Cosmo Kant, operário com nome de filósofo e vida ordinária, precisa lidar com essas questões após testemunhar um homem atravessar o espelho do banheiro como num passe de mágica. Enquanto o governo trava uma guerra não oficial contra o Nada, Cosmo vê sua história se entrelaçar com a de um inspetor encarregado de investigar possíveis ataques terroristas contra a realidade, mas que está mais interessado no amor de uma mulher proibida.

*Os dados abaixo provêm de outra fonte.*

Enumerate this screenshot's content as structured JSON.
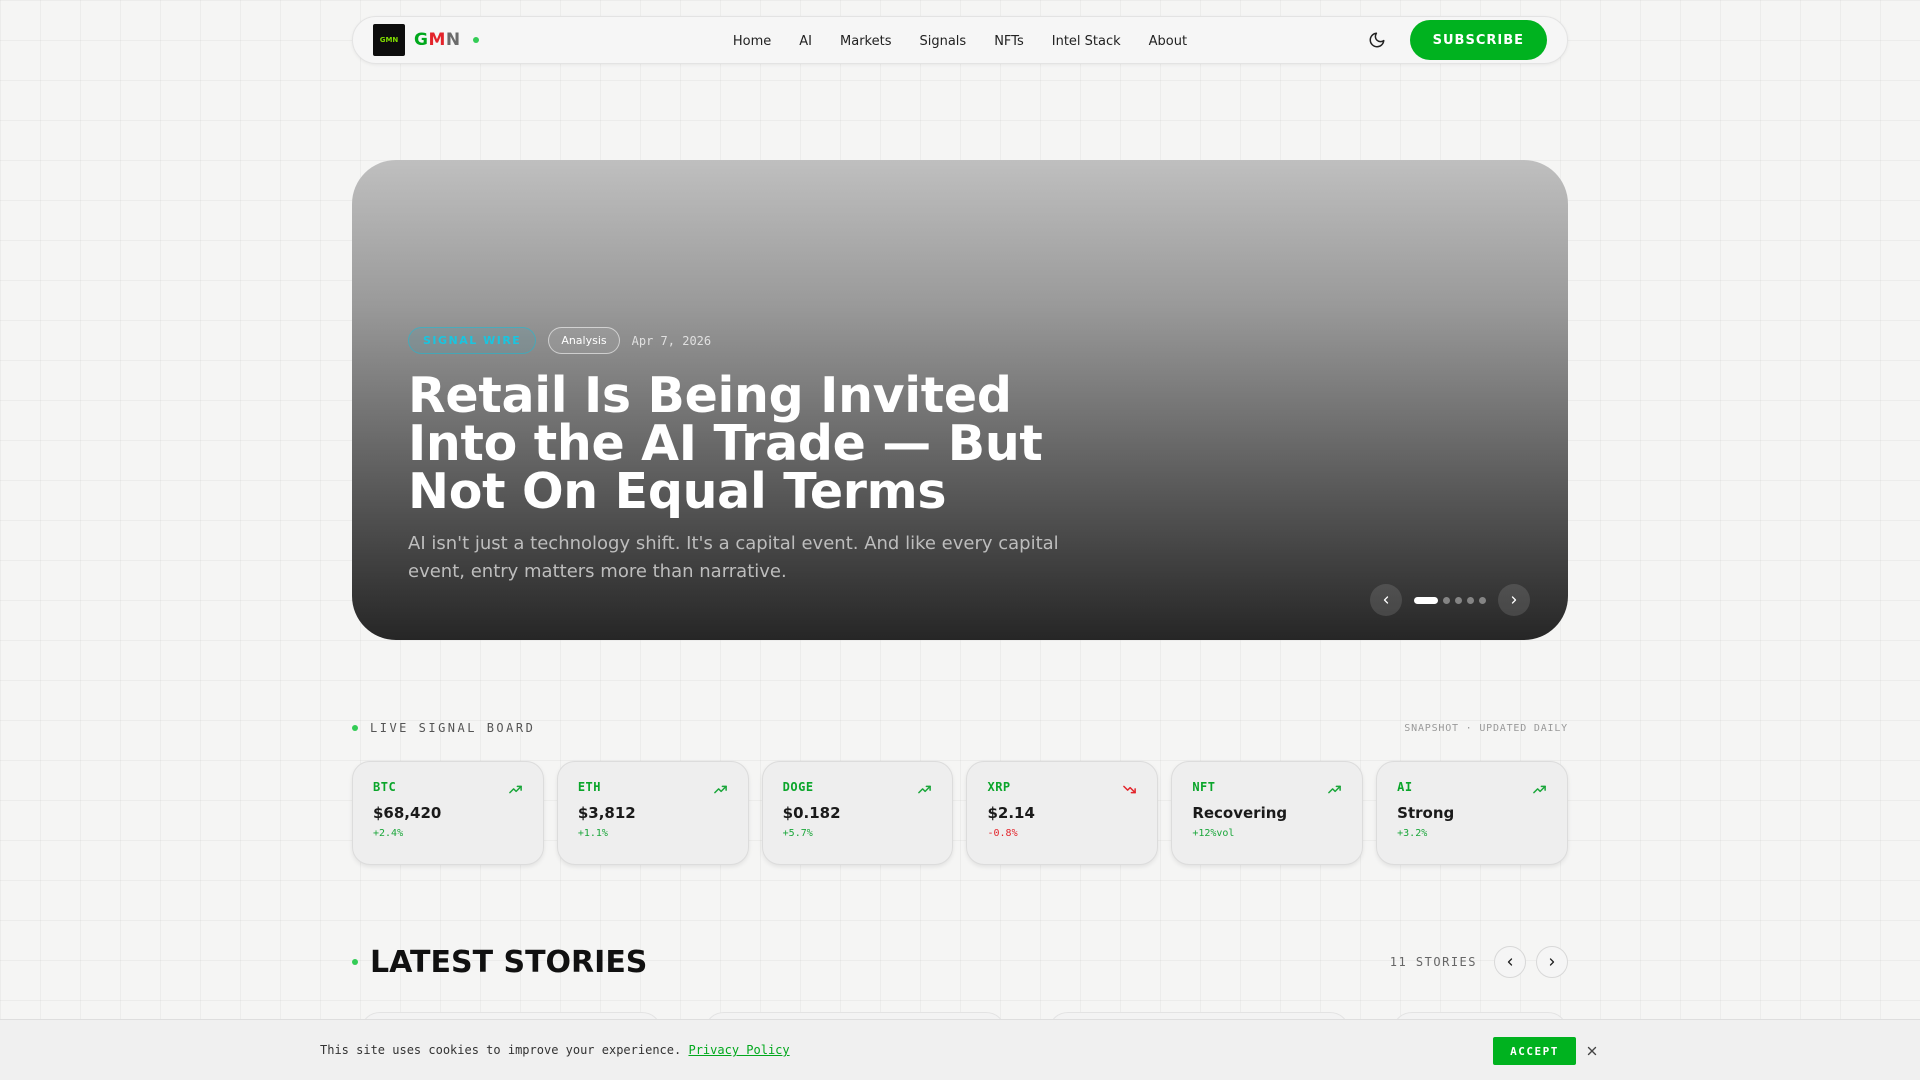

A resposta para suas perguntas pode estar perdida entre as lembranças, no tempo que se estica e se sobrepõe, nas filas que parecem uma entidade coletiva, nas mãos de um Forasteiro manipulador que usa crianças como bombas, nos corredores escuros de um Arquivo inalcançável… ou em lugar nenhum. Em um mundo de dúvidas, só existe uma certeza: os Metafilósofos vigiam você.”

O Alienado

O romance O Alienado chega em breve rodeado de grande expectativa. E não é para menos, o autor Cirilo S. Lemos tem encantado leitores e críticos em suas participações em coletâneas. Para conhecermos melhor o trabalho e o imaginário que compõem o seu romance de estreia e seus contos, convidamos o autor para a segunda participação do Top 5.

Confira abaixo:

 

1. A Metamorfose, Franz Kafka

A Metamorfose, de Franz Kafka

Cirilo S. Lemos: A história de Gregor Samsa, um homem absolutamente comum soterrado pelas responsabilidades do dia a dia, que uma bela manhã acorda e se descobre transformado em inseto. Há quem diga que se trata de uma metáfora para a desumanização do homem diante dos processos cada vez mais burocráticos trazidos pela modernidade, pelo trabalho especializado e maçante (haveria um eco de Marx aí?), pela inadequação da religião como fonte satisfatória de respostas, pelo absurdo de um mundo industrial, frio e cada vez mais nacionalista. Também tem quem afirme que Kafka é uma espécie de Kurt Cobain da Literatura (ou o oposto, levando em conta a precedência cronológica), para quem a famosa expressão do líder do Nirvana I hate myself and I want to die cairia como uma luva. Nesse caso, o tcheco pouco estaria se importando para a humanidade. Estava falando de si mesmo, lidando com seus demônios da melhor maneira que podia. Na Metamorfose, Kafka cantou sua aldeia, e o mundo se viu nela. E que se dane se era uma barata ou um besouro, meu senhor.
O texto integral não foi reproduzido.